The majority of UK workers have no instruction from their employers on how to protect themselves from data loss or malicious software, according to research.
A snapshot survey of 700 UK workers reveals that nearly two thirds (64 percent) do not receive any training or material to educate them on IT security issues, such as how to avoid downloading malware or how to prevent the loss of sensitive data.
Whether the survey is definitive or not, the findings should worry IT security professionals who have long understood that insider threats are the greatest danger.
The results should also be of concern to compliance and audit teams who are charged with ensuring staff are adequately briefed on security.
In addition, a quarter of workers (23 percent) did not believe that the protection of sensitive data was even an issue in their workplace.
But despite this lack of training the survey - from security firm Guidance Software - reveals that most employees are taking a responsible approach when it comes to protecting corporate data.
Whilst just 16 per cent believe that it is the sole responsibility of the IT department to enforce policies to protect sensitive data, 61 percent believe that all employees are responsible for playing a part in the protection of company data.
A similarly high proportion - 50 percent - believe that it is not acceptable for employees to connect their own personal devices such as iPads or MP3 players to the corporate network.
Frank Coggrave, of Guidance Software, said, "What is most concerning about this data is the chasm that exists between businesses and their employees.
"A large proportion of workers clearly believe they play an important role in protecting against malware attacks and keeping data secure and half understand the risks associated with devices. But the majority are not being adequately trained."

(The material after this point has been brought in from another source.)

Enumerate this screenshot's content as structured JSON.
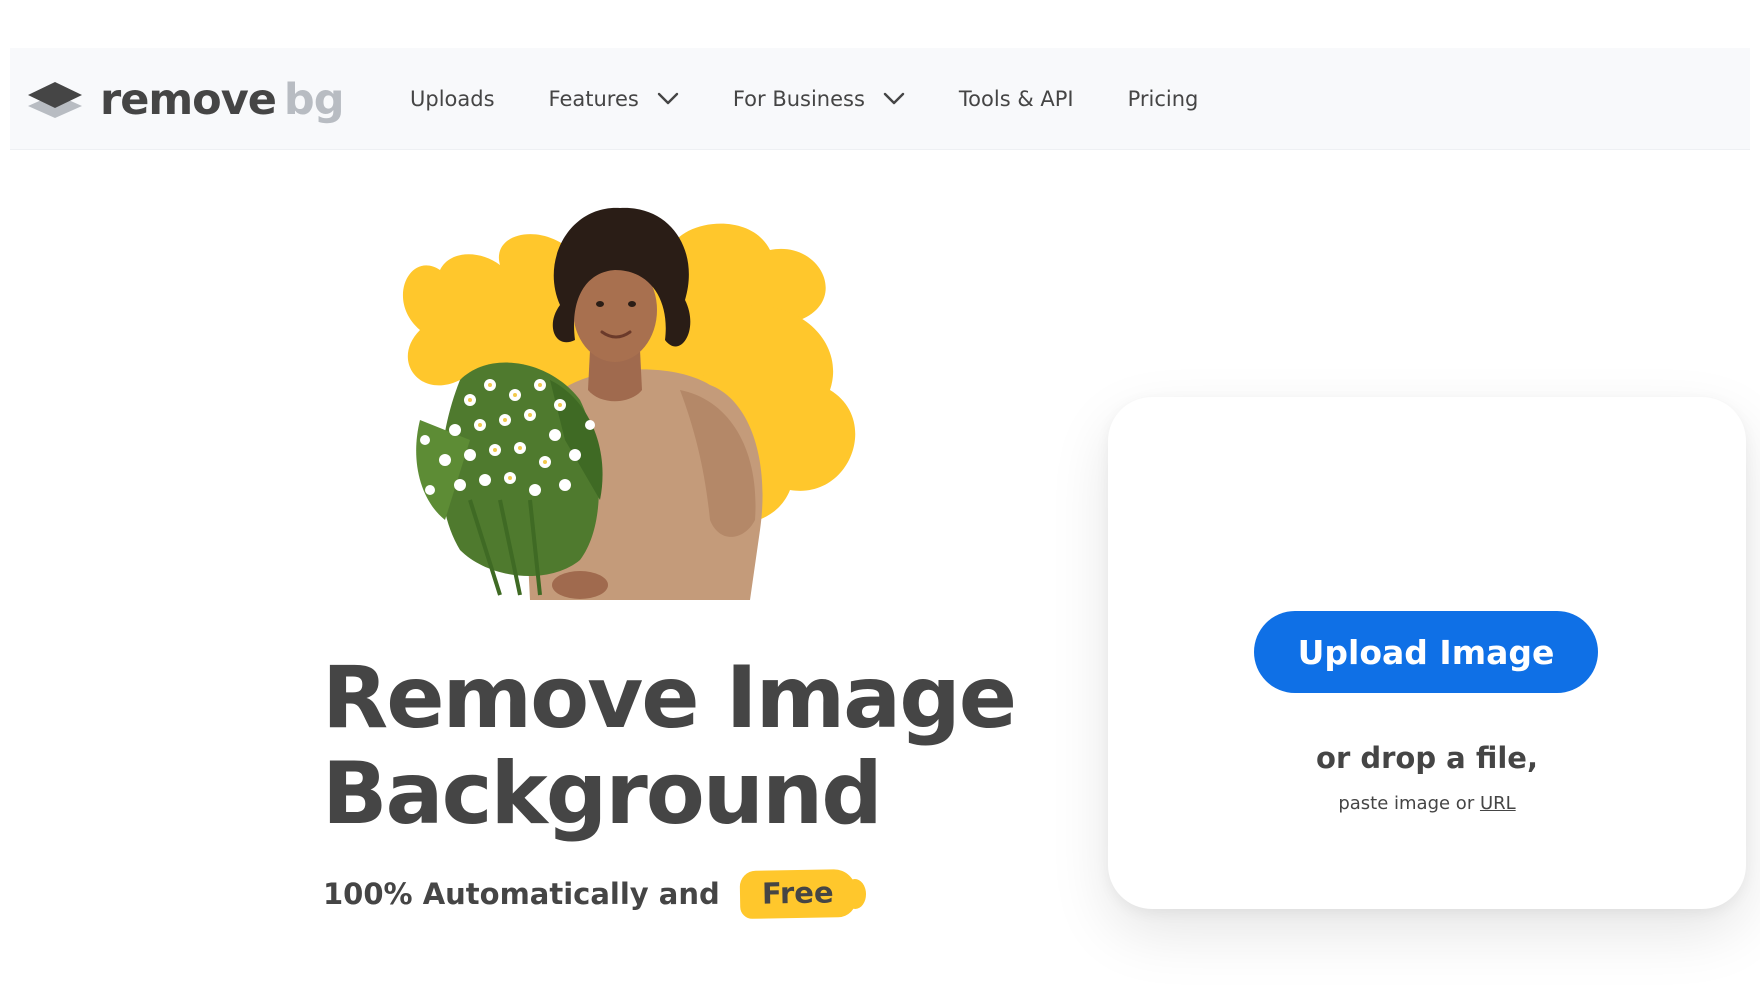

He said IT leaders need to recognise that employees can become a security risk or an important ally in protecting against loss or theft of data or malware.
Free pizza can go a long way in helping to raise the awareness of security among employees, according to the chief information security officer (CISO) of Lehman Brothers Holdings.
Speaking on a panel at the recent Infosecurity Europe conference in London, Michael Everall, CISO at LAMCO LLC - Lehman Brothers Holdings, said that education, training and raising awareness of end users was key to addressing security issues around mobile devices.
Everall said that enticing end users to security awareness training sessions with the offer of pizza was surprisingly successful.
"A little bit of stick and a little bit of pizza helps to get things across," he said.